Moreover, Kannankutty said that the .1-percent increase in biological/life science unemployment isn’t that large, adding that “the increase can be seen as a flat change over the four-year period.”
 
“I would consider [the 2003 versus the 2006 numbers] about the same” in that group, she said. “It’s not a significant difference.”
 
Explaining the “flat” unemployment data for that segment, Kannankutty said the findings are from “sample surveys; we’re not surveying everybody, so .1 percent isn’t necessarily .1. It could be plus or minus.”
 
Plus, “it would be really hard from our data [to explain] why this happened,” she said. “What we’re really reporting is what people are telling us they are doing.
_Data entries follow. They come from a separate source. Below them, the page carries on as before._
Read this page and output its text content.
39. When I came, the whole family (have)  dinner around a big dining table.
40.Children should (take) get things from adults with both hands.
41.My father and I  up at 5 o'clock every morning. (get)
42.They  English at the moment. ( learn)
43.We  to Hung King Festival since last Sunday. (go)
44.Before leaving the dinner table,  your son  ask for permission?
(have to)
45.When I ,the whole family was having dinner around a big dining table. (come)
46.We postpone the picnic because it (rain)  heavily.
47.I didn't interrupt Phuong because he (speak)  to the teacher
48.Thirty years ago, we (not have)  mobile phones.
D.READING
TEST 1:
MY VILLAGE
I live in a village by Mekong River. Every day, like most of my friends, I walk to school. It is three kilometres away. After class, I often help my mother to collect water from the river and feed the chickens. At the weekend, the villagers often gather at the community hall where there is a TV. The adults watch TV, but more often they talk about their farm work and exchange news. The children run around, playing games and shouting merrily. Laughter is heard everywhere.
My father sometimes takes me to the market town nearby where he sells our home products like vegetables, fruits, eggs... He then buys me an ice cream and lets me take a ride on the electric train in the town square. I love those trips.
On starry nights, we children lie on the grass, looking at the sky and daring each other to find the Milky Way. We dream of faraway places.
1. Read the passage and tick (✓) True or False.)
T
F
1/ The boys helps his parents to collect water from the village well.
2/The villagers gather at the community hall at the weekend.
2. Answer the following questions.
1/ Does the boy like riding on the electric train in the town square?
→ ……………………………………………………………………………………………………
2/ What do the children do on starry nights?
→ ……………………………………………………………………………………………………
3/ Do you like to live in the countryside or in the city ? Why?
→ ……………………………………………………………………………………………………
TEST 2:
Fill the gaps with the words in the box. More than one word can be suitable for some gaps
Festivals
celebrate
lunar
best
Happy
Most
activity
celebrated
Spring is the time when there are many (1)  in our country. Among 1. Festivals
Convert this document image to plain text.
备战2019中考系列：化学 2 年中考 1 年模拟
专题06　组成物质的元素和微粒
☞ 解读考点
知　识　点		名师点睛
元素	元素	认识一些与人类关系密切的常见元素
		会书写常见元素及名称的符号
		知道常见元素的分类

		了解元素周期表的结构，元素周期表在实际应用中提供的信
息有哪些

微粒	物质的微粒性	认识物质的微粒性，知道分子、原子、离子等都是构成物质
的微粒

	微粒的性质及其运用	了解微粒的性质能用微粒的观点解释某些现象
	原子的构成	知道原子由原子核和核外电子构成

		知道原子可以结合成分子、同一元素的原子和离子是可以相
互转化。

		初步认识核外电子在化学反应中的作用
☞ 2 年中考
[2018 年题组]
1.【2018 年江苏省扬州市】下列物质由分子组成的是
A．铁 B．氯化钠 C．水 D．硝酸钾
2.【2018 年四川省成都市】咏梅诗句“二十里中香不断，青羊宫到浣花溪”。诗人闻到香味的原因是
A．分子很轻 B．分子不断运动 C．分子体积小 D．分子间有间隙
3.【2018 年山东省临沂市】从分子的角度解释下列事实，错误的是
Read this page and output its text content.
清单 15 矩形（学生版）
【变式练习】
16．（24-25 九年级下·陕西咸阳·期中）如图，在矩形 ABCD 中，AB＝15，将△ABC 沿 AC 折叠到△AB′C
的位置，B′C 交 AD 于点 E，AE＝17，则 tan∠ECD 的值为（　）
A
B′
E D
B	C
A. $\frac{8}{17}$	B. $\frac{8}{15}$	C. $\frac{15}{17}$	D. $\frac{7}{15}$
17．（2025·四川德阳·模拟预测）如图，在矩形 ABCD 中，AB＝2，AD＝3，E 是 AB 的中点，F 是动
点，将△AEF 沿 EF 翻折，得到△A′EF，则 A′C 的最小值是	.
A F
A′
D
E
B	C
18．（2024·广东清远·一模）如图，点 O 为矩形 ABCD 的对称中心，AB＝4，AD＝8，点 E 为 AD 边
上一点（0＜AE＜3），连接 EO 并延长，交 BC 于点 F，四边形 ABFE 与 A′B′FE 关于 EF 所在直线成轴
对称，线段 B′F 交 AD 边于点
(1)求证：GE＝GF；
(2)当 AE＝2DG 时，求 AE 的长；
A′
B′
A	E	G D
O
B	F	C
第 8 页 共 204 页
There’s nothing in it that tells us what the labor market is asking for.”
 
According to the broader findings in the report, entitled “Unemployment Rate of US Scientists and Engineers Drops to Record Low 2.5 Percent in 2006,” unemployment rates “dropped for most” science and engineer occupations.
 
“The overall unemployment rate of scientists and engineers in the United States dropped from 3.2 percent in 2003 to 2.5 percent in 2006,” according to the NSF survey. “It continues a trend of lower unemployment rates for scientists and engineers compared with unemployment rates in the rest of the US economy.”
 
Kannankutty, who is currently collecting data for the 2008 study, said that these numbers are the “real story” behind her survey.
 
The NSF report is based in part on 2006 demographic data showing that the US employed 18.9 million individual scientists with a variety of education levels, employer types, and disciplines, compared to 18 million in 2003.
 
It broke that number into around 5 million individuals who were characterized as “all science and engineering,” 487,000 as “biological /agricultural/other life” scientists; 2.1 million “computer/math” scientists;” 334,000 “physical” scientists; 470,000 “social” scientists; 1.6 million “engineers;” 5.2 million “science and engineer”-related,” which includes managers and pre-college teachers, architects and actuaries; and 8.7 million “non-S&E” jobs.